Now that she lives in the United States, Norma has started to understand better how difficult the life of a UFC fighter can be when it comes to money. Going forward, Dumont hopes the promotion can take better care of their athletes and suggests a monthly payment for fighters who cannot compete regularly.
âWhen I lived in Brazil, I didn’t think UFC fighters were poorly paid. I thought it was good because I would convert it (to reais). But it is difficult for those who live in the United States, because our expenses are also in dollars. It’s not a monthly thing either. We get paid every four months or so, if you’re an active fighter. If you hurt yourself, you’re screwed. You don’t know when you come back to the cage. I think it would be nice if the UFC paid a minimum monthly salary of three or five thousand dollars. Then when a person fights, they would do what they are already doing today. Then you can survive for a few months and when you get the fight money you can actually make the money. Maybe it will be better when I renew my contract. The amount is really low in your first UFC contract. If you’re in Brazil saying we have no reason to complain, come to the US and see you wouldn’t last three months here with your first UFC test. It’s reality.
Originally scheduled to take on former champion Holly Holm, Dumont suddenly saw herself changing her opponent when the “Preacher’s Daughter” had to leave the fight. Now paired with Ladd, Norma thinks that being patient and playing smart against an aggressive opponent is a smart plan to follow.
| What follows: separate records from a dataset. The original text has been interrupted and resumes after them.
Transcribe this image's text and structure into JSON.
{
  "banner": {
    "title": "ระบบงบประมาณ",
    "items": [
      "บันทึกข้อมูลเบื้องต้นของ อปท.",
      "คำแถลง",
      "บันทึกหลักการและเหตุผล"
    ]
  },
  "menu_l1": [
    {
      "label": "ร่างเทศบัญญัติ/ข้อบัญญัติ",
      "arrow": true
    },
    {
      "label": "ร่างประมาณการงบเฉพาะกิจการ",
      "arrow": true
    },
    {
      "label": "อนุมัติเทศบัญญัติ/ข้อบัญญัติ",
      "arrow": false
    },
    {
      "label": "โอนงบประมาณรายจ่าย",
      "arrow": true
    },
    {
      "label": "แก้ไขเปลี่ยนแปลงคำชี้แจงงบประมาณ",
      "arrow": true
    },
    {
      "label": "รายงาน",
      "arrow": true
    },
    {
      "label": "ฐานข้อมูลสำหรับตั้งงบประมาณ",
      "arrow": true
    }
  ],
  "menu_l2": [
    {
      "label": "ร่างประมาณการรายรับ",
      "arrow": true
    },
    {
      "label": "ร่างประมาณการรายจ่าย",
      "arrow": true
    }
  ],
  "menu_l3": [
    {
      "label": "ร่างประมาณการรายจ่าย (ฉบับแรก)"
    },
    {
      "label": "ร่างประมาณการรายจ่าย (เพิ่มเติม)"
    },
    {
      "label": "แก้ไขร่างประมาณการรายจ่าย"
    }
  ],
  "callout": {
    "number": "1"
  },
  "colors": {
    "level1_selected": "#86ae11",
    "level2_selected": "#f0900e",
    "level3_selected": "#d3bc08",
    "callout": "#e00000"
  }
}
âPatience, always. It is not my style to go in and out of range hitting, I am a counter attacker. Our styles go well together. Aspen’s style is swinging and he goes well with counterattackers. I don’t mind being within striking range all the time. It’s tough against Holly, because she’s running around and when you try to get close she hits you. You must know how to corner Holly.
âYou have to know how to control the fight for five rounds. Norma continued. âIf you empty your tank in the first two laps, the next three will be a matter of the heart. Holly has it. Aspen doesn’t. After my loss, I learned that being patient in the cage is something sacred, something necessary. I’m going to be cool, counter, while waiting for Aspen to come to me. Because she’s going to do it, that’s what she’s doing. So they’re an interesting couple.
Currently on a two-game winning streak, Dumont (6-1) has won decisive victories against Felicia Spencer and Ashlee Evans-Smith in his last outings. The 31-year-old’s last and only loss came in February 2020, when she was eliminated by former title challenger Megan Anderson.